Typically when prices drop, retailers see sales rise as consumers take advantage of stronger buying power. But the mortgage market is in a curious place. Interest rates are at historic lows, but sales remain flat. The reasons are many – tighter lending standards, sinking home prices and foreclosures all contribute to a flat real estate market.
But another factor may be the rise in closing costs. Bankrate.com was quoted in the syndicated Real Estate Weekly (http://contentthatworks.com/realestate/overview.php) as reporting that closing costs had risen nine percent this year over 2010. The reason? Compliance.
“The enhanced due diligence lenders are performing on loan applicants is translating into higher lender closing costs,” says Greg McBride, senior financial analyst with Bankrate.com in North Palm Beach, Fla. “Lenders are required to be precise in quoting their fees on the Good Faith Estimate, which is also a contributor to the higher quotes borrowers are now seeing,”

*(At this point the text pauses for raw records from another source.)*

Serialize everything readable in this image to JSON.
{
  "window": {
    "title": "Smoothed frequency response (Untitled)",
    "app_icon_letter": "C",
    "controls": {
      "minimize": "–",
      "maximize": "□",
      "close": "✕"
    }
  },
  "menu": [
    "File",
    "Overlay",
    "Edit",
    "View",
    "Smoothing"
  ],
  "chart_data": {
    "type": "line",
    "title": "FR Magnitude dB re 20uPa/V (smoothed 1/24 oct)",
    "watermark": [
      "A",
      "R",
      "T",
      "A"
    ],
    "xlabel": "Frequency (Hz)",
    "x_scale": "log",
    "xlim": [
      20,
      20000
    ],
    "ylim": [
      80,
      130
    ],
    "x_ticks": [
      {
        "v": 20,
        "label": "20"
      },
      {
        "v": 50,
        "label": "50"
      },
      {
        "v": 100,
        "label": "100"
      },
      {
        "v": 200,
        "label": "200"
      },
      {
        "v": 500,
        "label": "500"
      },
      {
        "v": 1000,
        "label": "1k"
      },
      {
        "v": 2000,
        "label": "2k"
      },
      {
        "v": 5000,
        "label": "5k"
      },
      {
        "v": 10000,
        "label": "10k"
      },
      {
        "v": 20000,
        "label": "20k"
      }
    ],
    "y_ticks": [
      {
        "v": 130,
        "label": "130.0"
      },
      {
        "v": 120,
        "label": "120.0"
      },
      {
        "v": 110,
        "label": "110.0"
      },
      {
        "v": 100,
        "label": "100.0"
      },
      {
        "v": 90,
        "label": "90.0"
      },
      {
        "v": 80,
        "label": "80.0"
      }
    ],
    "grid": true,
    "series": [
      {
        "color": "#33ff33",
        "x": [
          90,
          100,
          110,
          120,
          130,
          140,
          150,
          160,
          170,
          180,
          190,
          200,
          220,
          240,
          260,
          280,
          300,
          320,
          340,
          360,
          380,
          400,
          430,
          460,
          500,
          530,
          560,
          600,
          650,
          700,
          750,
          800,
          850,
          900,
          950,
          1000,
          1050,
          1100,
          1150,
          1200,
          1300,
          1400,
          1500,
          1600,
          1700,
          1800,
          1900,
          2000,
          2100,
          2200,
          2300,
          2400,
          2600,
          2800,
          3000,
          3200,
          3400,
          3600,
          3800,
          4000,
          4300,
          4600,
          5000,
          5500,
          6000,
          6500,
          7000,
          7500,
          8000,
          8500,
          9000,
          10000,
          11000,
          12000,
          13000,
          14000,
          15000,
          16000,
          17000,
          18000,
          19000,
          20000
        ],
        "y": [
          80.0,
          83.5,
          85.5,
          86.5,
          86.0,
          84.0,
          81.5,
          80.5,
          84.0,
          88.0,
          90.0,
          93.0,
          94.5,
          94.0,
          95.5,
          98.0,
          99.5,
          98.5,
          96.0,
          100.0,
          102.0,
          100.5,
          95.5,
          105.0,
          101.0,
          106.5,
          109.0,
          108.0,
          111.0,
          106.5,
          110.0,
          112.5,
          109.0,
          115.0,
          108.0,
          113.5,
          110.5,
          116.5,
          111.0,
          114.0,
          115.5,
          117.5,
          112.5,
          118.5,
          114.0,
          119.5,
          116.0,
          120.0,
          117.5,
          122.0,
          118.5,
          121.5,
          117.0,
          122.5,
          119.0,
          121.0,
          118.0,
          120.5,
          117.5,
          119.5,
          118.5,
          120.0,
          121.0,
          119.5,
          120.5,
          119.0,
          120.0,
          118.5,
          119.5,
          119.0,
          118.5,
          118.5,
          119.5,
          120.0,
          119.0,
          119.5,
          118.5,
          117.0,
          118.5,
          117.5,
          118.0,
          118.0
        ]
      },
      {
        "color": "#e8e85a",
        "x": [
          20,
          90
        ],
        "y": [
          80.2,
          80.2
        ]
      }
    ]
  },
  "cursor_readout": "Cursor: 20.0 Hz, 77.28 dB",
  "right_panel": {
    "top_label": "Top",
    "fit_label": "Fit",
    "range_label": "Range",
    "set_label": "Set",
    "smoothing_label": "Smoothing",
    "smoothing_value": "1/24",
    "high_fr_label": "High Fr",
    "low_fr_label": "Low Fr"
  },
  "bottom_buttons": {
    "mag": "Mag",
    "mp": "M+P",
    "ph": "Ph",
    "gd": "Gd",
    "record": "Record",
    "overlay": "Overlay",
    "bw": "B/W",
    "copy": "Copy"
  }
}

With more regulatory pressure on banks comes the need for adding more staff to keep up with the new rules – overhead costs that often are passed on to borrowers.
DocuTech COO Scott Stucky also contributed to the article, saying that the wave of pending regulations meant that closing costs were not likely to fall anytime soon.
“The regulatory environment for lenders isn’t getting any less stringent,” says Scott Stucky, chief operating officer with DocuTech Corp., a mortgage document company based in Idaho Falls, Idaho says. “This will continue to require additional resources from lenders, and these are not revenue-producing resources. Therefore, one can assume the overall cost of originating mortgages will go up, which will increase the cost for the borrower.”